While these emerging treatments hold promise, they are still in the early stages of development and require further research.

References

[1] - #4: Integrated disease information for Muscular Dystrophy-Dystroglycanopathy , Type a, 6 including associated genes, mutations, phenotypes, pathways, drugs, ...

[2] - #9: Clinical signs and symptoms observed in muscular dystrophy-dystroglycanopathy (congenital with brain and eye anomalies), type A6. Source: EFO, MONDO, HPO.

[3] - #14: Abstract. Dystroglycanopathy is a collective term referring to muscular dystrophies with abnormal glycosylation of dystroglycan. At least 18 causative genes of dystroglycanopathy have been identified, and its clinical symptoms are diverse, ranging from severe congenital to adult-onset limb-girdle types.

[4] - #13: Muscular dystrophies are a heterogeneous group of genetic muscle-wasting disorders that are subdivided based on the region of the body impacted by muscle weakness as well as the functional activity of the underlying genetic mutations. A common feature of the pathophysiology of muscular dystrophies is chronic inflammation associated with the replacement of muscle mass with fibrotic scarring ...

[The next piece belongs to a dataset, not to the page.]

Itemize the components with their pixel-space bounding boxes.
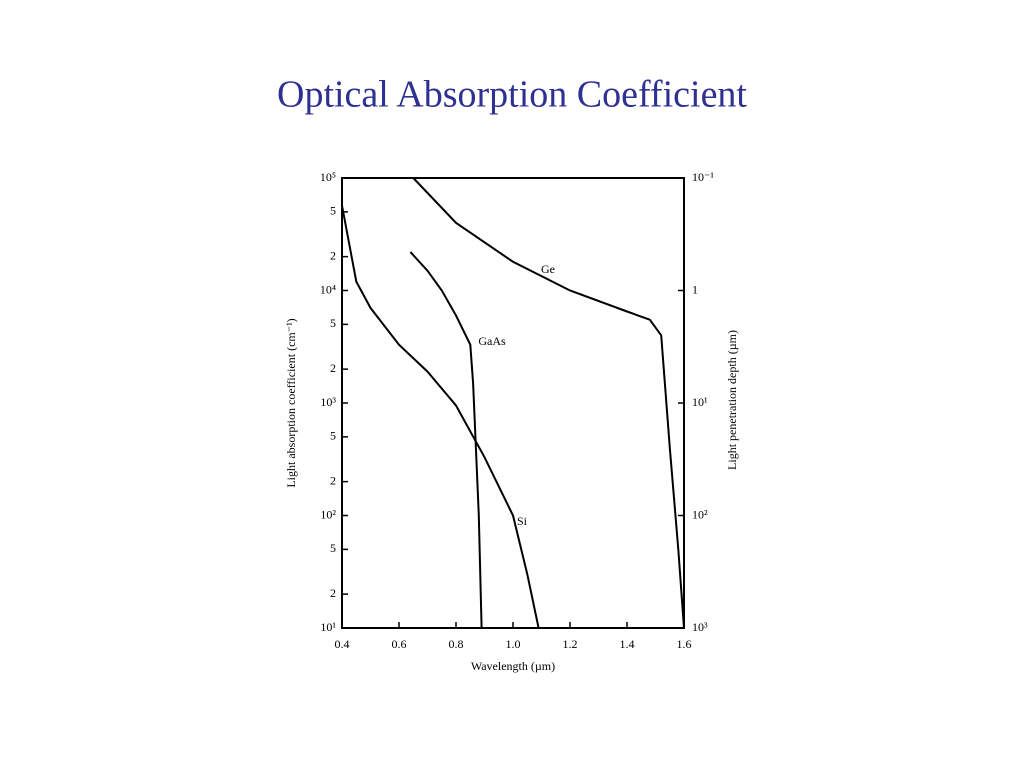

Differential Diagnosis of Congenital Muscular Dystrophy-Dystroglycanopathy Type A6

Congenital muscular dystrophy-dystroglycanopathy with brain and eye anomalies (type A6) is a rare genetic disorder characterized by congenital muscular dystrophy, muscle weakness early in life, and brain and eye anomalies. The differential diagnosis of this condition involves ruling out other similar phenotypes and syndromes.

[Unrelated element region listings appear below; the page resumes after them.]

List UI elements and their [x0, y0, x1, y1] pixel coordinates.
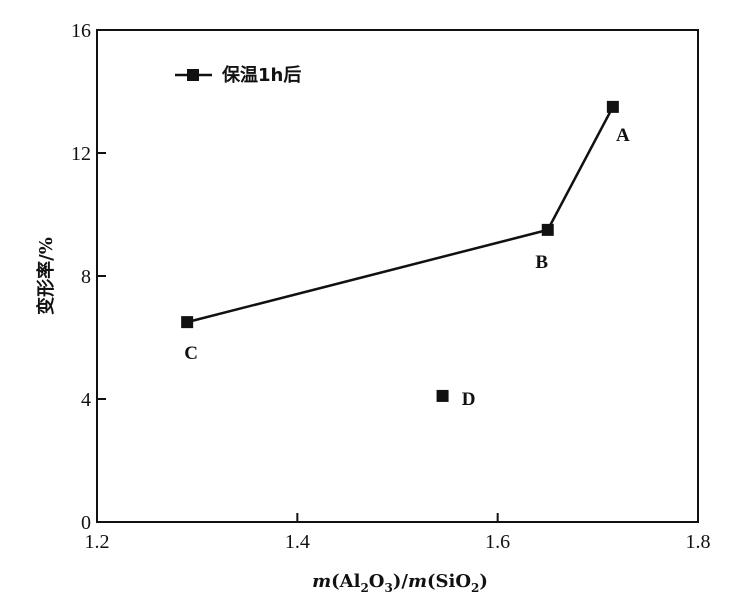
data-point-d: [436, 389, 449, 402]
data-point-c: [181, 316, 194, 329]
legend: 保温1h后: [175, 64, 301, 86]
x-tick-label: 1.2: [85, 531, 110, 553]
data-point-a: [606, 100, 619, 113]
y-tick-label: 16: [71, 20, 91, 42]
data-markers: C B A D: [181, 100, 630, 410]
series-line: [186, 106, 614, 324]
x-tick-label: 1.4: [285, 531, 310, 553]
x-tick-label: 1.6: [485, 531, 510, 553]
x-axis-title: m(Al2O3)/m(SiO2): [312, 571, 488, 595]
y-axis-title: 变形率/%: [35, 237, 57, 315]
point-label-a: A: [616, 125, 630, 146]
y-tick-label: 4: [81, 389, 91, 411]
point-label-b: B: [535, 252, 548, 273]
x-tick-label: 1.8: [686, 531, 711, 553]
y-tick-label: 12: [71, 143, 91, 165]
series-lines: [186, 106, 614, 324]
y-tick-label: 8: [81, 266, 91, 288]
legend-label: 保温1h后: [221, 64, 301, 86]
y-tick-label: 0: [81, 512, 91, 534]
legend-marker: [187, 69, 199, 81]
data-point-b: [541, 223, 554, 236]
point-label-d: D: [462, 389, 476, 410]
point-label-c: C: [184, 343, 198, 364]
axis-ticks: 0 4 8 12 16 1.2 1.4 1.6 1.8: [71, 20, 711, 553]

Similar Conditions to Consider

• Spinal muscular atrophy: This condition affects the nerve cells responsible for controlling voluntary muscle movement, leading to muscle weakness and wasting.
• Congenital myopathies: These are a group of rare genetic disorders that affect the muscles, causing weakness, stiffness, and other symptoms.

Key Diagnostic Features

• Elevated serum CK levels at birth or early in life
• Muscle biopsy consistent with dystrophic process
• Presence of brain and eye anomalies

Genetic Basis

The condition is caused by homozygous or compound heterozygous mutation in the gene encoding protein O-mannosyltransferase-1 (POMT1) on chromosome 9q34.

References

• [10] Congenital muscular dystrophy-dystroglycanopathy with brain and eye anomalies (type A) is an autosomal recessive disorder with congenital muscular dystrophy resulting in muscle weakness early in life and brain and eye anomalies.
• [12] This form of congenital muscular dystrophy-dystroglycanopathy with brain and eye anomalies (type A1; MDDGA1), previously designated Walker-Warburg syndrome (WWS) or muscle-eye-brain disease (MEB), is caused by homozygous or compound heterozygous mutation in the gene encoding protein O-mannosyltransferase-1 (POMT1; 607423) on chromosome 9q34.

Additional Information

The genetic nomenclature used for this condition can be inconsistent, with some sources using the term MDC1A to refer to disease caused by mutations in LAMA2. However, this nomenclature system has not been systematically carried forward for all CMDs.